Throughout Kentucky, spring rains raised water levels in Kentucky Lake, Lake Barkley, Nolin River Lake, Rough River Lake, Cave Run Lake and Taylorsville Lake. Some lakes are experiencing water levels never before witnessed.
Lake Cumberland rose quickly as well, prompting the U.S. Army Corps of Engineers to release a great deal of water through Wolf Creek Dam, creating strong currents in the Cumberland River below it. The high water created miserable fishing conditions, but now the Cumberland River is rounding into great fishing shape.
Due to ongoing repairs on Wolf Creek Dam, the Corps must keep the Lake Cumberland 40 feet lower than normal summer pool. Once the lake reaches that level, they only release enough water to keep the water temperatures cool enough to support the world class trout fishery in Cumberland River.
Cumberland River still produces excellent fishing, although size and growth diminished slightly from stress created by warm water temperatures over the last couple of summers.
“The numbers of trout are good,” said Ron Brooks, director of fisheries for Kentucky Fish and Wildlife.
“I think there are plenty of fish. . . I saw people using spinning gear and doing well.”
Anglers using spinning gear should catch rainbow trout with small in-line spinners and spoons fished over flowing shoals. Spinning anglers after brown trout should target pockets near woody cover and deeper rocky banks with small suspending jerkbaits worked erratically.
Dreves said fly anglers should cast nymphs and streamers right now, but vary their retrieves to find what works.
Anglers fishing Cumberland River also have a healthy chance to set a new state record.

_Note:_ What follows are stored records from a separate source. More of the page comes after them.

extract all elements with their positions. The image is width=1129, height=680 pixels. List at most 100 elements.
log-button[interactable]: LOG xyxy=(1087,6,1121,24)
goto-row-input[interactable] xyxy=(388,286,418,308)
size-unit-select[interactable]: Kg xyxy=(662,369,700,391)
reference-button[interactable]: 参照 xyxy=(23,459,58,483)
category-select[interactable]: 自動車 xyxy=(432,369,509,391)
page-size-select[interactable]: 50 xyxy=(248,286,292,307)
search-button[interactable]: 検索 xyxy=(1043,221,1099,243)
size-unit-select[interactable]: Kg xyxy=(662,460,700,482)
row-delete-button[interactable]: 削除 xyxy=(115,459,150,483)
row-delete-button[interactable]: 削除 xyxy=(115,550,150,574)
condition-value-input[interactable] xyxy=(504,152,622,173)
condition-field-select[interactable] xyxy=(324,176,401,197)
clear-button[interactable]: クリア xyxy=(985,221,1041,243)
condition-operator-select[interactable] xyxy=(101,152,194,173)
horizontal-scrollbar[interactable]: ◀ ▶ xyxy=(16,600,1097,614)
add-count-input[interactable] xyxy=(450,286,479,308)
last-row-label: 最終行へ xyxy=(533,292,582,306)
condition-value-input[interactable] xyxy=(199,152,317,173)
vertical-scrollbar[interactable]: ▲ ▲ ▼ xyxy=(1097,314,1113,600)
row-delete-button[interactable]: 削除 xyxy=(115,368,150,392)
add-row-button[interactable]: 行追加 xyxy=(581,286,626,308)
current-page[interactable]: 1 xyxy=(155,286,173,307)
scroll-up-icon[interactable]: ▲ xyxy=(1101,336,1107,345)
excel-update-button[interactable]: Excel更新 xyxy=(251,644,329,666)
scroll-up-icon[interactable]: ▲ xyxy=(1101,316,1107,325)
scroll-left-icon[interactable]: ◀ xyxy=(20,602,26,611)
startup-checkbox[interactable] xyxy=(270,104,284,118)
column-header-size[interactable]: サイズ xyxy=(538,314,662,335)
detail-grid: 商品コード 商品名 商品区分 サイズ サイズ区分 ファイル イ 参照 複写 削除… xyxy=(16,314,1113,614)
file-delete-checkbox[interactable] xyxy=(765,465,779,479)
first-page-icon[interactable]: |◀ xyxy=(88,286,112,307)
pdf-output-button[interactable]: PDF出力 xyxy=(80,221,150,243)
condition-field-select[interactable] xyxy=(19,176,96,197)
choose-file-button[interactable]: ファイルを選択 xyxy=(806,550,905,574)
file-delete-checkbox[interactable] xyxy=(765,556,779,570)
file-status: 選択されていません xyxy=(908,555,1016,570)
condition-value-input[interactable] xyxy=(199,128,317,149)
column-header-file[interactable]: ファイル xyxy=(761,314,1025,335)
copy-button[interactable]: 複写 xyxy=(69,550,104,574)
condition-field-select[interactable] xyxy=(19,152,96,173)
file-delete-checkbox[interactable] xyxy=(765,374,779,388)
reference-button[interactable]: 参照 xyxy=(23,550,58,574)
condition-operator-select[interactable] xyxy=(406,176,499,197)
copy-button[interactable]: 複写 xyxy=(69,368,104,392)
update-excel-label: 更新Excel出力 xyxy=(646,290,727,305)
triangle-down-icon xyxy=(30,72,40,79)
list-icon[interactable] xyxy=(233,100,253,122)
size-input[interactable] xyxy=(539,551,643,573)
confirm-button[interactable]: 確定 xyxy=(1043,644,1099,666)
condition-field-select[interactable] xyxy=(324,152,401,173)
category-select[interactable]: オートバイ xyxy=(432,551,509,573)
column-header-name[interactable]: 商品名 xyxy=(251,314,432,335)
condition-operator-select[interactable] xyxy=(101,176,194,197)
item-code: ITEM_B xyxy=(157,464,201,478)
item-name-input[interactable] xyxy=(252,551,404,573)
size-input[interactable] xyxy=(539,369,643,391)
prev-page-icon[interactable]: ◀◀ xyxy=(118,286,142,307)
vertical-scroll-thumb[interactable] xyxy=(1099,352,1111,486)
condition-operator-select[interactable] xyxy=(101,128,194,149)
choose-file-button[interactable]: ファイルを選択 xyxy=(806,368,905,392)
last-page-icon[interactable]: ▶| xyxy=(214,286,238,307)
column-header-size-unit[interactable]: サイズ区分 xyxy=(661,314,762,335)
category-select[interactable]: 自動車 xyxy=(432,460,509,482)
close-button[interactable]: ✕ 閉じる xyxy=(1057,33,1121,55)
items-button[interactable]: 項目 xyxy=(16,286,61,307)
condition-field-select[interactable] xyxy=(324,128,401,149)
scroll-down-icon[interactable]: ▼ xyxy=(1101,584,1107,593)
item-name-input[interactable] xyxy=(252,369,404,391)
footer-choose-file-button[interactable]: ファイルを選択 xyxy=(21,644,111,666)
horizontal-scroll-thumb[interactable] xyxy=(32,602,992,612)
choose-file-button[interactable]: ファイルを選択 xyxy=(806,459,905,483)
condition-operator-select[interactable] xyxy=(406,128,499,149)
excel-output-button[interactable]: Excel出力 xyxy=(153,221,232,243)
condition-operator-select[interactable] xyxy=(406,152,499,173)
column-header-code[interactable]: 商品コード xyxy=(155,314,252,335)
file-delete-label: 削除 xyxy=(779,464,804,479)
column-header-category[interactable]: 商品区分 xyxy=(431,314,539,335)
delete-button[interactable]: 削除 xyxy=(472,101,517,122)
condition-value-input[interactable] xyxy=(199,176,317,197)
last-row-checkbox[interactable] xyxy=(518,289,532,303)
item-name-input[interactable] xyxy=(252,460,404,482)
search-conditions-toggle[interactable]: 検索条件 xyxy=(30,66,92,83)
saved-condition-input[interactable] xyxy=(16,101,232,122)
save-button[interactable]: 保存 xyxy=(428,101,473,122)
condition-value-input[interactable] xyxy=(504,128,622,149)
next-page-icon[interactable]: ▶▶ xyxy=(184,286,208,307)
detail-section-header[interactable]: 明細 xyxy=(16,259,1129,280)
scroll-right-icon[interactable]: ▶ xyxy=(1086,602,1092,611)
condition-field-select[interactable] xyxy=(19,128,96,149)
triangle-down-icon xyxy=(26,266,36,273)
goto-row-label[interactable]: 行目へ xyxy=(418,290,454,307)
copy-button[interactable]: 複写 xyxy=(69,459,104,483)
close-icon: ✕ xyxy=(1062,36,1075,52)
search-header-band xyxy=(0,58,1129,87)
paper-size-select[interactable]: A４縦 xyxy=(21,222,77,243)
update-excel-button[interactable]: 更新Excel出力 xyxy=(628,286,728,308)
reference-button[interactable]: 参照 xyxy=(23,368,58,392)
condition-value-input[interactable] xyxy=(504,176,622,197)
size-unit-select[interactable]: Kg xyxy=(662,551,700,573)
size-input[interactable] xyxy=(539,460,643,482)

The fisheries division stocked about 12,000 brook trout in the Cumberland River earlier this year, giving anglers a chance to break the 15-inch long, 1-pound, 5-ounce brook trout state record. Louisville’s R. James Augustus caught the record fish from Martin’s Fork in 1982.
“As soon as the brookies get to the 15-inch minimum size limit, they’ll have a potential state record,” Dreves said. “It could happen soon.”